The game changer for me was using my NAS as a build host for all my machines. It has enough memory and cores to compile on 32 threads. But a full install from a stage3 on my ageing Thinkpad X13 or SBCs would fry the poor things and just isn't feasible to maintain.

I have systemd-nspawn containers for the different microarchitectures and mount their /var/cache/binpkgs and /etc/portage dirs over NFS on the target machines. The Thinkpad can now do an empty tree emerge in like an hour and leaving out the bdeps cuts down on about 150 packages.

Despite being focused on OpenRC, I have had the most pleasant experience with systemd on Gentoo over all the other distros I've tried.

strangedude · a month ago
I'm so interested to learn more about this. Do you still run all your emerge commands on the thinkpad? What's the benefit of mounting /etc/portage over nfs?

I have this dream of moving all my ubuntu servers to gentoo but I don't have a clear enough picture of how to centralize management of a fleet of gentoo machines

notme43 · a month ago
Yes - still use emerge on the Thinkpad like I would on the host, like emerge -avuDN @world and such. This is the wiki article [1] I used to set up most the portage side of things, it covers NFS as well.

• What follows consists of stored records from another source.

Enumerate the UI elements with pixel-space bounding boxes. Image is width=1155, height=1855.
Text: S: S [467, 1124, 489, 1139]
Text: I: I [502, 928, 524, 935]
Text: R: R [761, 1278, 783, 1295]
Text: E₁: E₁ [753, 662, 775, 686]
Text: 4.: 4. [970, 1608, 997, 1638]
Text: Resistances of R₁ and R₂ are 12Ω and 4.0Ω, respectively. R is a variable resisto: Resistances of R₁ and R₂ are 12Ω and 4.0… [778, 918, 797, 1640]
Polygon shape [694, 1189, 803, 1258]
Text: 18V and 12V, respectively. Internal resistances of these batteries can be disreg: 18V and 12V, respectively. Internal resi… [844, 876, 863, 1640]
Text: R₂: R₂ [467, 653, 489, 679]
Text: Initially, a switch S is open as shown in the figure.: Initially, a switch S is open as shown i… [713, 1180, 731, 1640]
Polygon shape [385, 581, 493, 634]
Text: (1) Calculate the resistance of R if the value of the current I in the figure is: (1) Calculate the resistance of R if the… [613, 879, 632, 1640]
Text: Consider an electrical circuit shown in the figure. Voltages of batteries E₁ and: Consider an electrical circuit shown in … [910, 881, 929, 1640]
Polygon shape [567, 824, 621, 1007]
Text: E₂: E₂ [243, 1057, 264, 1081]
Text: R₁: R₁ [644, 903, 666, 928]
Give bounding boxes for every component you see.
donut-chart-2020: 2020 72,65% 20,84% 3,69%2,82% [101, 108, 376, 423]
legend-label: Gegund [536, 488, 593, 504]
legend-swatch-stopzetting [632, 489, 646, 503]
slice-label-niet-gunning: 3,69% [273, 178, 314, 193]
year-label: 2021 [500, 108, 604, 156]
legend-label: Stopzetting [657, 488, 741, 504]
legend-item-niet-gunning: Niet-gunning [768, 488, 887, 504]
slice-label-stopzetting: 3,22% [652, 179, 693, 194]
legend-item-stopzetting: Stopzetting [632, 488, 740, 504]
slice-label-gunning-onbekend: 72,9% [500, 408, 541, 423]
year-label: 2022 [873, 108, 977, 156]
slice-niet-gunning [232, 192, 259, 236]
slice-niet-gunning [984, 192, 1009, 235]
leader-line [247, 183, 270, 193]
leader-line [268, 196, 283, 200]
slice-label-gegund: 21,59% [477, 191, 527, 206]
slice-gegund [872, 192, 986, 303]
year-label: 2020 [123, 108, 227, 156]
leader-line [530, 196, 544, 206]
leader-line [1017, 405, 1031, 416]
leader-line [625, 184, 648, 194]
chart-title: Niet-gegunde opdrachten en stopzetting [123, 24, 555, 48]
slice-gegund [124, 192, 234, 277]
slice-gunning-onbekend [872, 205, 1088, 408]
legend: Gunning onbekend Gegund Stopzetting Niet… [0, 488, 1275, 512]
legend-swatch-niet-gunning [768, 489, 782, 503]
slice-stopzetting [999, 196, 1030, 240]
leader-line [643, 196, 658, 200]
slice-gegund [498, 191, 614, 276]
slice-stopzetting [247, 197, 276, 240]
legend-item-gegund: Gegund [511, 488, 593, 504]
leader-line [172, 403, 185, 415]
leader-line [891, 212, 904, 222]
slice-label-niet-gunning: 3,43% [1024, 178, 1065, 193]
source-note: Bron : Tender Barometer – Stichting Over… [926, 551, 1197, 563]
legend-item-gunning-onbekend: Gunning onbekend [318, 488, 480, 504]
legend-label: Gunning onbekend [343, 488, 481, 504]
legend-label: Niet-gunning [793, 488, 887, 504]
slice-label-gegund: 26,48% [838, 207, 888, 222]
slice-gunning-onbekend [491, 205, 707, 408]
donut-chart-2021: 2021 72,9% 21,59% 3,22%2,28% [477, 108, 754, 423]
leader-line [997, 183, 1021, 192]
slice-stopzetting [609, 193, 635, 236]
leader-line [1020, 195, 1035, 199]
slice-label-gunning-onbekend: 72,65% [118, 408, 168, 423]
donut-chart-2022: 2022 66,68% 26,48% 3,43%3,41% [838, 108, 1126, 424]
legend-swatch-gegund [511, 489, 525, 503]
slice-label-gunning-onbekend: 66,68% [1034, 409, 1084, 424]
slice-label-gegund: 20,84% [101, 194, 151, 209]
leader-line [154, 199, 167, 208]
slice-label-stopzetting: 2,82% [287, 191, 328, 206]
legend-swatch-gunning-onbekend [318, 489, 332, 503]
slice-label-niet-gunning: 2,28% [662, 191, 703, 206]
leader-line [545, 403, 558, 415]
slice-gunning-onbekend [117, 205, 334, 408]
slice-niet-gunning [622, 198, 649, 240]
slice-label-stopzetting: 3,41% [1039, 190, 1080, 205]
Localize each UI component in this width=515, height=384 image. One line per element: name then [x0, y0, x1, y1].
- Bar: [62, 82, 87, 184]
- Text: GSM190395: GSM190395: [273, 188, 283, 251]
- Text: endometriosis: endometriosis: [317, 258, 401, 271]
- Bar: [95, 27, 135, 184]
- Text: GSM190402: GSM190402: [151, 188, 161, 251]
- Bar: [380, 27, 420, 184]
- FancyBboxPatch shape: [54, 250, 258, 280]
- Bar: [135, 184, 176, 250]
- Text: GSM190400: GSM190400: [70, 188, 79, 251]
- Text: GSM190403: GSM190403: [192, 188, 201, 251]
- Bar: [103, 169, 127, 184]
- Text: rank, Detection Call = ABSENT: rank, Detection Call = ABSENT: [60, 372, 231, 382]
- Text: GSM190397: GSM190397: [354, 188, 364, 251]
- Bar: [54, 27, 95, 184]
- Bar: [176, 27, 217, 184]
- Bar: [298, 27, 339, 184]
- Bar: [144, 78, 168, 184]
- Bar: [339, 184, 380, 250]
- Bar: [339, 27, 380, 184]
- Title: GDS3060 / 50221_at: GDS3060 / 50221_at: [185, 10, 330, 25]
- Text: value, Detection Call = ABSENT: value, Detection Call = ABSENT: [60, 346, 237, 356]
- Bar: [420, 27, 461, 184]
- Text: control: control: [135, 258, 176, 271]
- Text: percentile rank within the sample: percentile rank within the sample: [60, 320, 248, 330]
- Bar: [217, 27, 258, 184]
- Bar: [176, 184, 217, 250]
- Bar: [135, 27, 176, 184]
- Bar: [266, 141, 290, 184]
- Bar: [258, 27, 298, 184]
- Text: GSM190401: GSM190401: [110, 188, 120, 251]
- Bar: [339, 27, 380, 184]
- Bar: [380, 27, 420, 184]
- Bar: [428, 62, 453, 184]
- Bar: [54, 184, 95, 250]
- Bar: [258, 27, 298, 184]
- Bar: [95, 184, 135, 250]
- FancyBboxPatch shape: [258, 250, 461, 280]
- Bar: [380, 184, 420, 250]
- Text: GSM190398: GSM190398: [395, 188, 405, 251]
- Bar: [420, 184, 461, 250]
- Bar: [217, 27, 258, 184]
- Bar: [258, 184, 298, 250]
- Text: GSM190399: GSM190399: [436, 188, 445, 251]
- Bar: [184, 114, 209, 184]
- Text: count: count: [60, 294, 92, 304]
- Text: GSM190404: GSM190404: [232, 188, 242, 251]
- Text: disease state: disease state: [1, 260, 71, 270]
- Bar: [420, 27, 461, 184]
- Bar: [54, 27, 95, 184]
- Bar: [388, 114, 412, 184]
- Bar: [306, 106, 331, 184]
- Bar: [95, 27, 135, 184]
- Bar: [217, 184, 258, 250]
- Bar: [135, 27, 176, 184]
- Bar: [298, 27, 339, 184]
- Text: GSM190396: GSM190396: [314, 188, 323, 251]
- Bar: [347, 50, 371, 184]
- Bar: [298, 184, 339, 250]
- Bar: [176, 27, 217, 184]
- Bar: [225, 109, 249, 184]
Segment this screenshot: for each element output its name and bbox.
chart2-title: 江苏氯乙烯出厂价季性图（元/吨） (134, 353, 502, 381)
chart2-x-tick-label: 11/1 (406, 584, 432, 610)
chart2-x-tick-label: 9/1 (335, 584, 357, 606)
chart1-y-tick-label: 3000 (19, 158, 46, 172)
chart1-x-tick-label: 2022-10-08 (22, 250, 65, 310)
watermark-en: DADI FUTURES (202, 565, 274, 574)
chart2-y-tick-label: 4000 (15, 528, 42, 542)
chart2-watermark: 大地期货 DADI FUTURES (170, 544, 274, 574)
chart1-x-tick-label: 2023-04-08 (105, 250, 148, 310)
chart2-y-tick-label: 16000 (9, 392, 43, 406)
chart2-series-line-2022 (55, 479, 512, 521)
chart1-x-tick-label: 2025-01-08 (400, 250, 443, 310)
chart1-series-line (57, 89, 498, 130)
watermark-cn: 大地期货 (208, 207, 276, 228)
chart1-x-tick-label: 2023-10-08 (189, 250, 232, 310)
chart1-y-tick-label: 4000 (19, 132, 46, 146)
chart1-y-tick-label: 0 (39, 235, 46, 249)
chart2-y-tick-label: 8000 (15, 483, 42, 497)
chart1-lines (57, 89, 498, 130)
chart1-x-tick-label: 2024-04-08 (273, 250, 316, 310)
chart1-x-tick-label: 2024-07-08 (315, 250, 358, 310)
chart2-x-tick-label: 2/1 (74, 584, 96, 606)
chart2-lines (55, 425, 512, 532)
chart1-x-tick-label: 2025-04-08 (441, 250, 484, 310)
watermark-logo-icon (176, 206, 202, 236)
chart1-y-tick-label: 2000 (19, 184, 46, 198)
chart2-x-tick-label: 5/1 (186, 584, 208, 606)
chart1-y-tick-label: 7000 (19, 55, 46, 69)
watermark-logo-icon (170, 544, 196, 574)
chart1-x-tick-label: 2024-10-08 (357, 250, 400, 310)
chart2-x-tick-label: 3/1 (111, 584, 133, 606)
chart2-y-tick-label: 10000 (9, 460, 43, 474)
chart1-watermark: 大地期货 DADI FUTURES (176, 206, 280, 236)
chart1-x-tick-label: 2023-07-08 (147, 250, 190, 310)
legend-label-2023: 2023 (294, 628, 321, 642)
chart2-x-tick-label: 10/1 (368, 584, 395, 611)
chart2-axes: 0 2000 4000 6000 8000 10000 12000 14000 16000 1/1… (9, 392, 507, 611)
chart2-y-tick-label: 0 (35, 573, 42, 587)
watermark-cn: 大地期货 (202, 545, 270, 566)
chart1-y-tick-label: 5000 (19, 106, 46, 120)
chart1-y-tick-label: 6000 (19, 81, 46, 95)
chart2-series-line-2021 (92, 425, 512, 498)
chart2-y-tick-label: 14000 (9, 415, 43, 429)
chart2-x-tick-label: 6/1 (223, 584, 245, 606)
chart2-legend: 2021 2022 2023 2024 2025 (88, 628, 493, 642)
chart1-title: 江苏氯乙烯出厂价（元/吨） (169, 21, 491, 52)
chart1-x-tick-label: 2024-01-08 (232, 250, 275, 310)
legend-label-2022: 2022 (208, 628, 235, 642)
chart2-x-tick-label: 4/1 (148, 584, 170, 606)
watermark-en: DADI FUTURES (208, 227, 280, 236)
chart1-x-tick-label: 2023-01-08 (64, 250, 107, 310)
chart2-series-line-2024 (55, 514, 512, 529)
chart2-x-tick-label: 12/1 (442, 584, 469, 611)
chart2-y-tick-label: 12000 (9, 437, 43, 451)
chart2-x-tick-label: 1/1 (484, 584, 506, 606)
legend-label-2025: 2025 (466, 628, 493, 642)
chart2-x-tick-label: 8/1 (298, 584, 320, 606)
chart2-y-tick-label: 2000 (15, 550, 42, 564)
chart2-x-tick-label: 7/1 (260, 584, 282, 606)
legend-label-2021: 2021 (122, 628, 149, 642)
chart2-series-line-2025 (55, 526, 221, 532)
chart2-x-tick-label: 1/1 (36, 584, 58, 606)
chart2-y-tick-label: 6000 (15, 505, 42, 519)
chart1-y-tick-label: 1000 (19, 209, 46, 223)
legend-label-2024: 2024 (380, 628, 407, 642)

I use NFS to mount the container's /etc/portage to /mnt/portage and symlink the files to the Thinkpad's /etc/portage so I can cherry pick what I want to keep in sync with the build container. Don't have to mess with repos.conf either because portage will look to /var/cache/binpkgs by default.

make.conf is a directory on both machines and has files like 01-common-flags.conf and 02-binhost-flags.conf. The Thinkpad has 01-common-flags.conf and 03-target-flags.conf with EMERGE_DEFAULT_OPTS="--with-bdeps=n --usepkgonly" set, so running emerge -avuDN on the Thinkpad will only update with binaries from the mounted /var/cache/binpkgs. I keep the software in sync by using /etc/portage/sets instead of the world file. Then all the package.* dirs are symlinks as well.

The Thinkpad binhost is a znver3, so the build container has CFLAGS="--march=x86-64-v3 --mtune=alderlake" set. There's some SIMD extensions that two don't have in common and it has to build code that runs on both machines, otherwise you could use the target architecture in --march. Using the --mtune option in my case apparently sets the L2 cache size of the produced code to that of the Intel chip.

Systemd-nspawn containers are super easy to spin up, as you basically install Gentoo from stage3 and it works like a chroot but with a full init. I run updates irregularly, there's still some manual effort for maintenance, but it's mostly just kicking off emerge and letting it build in a tmux session.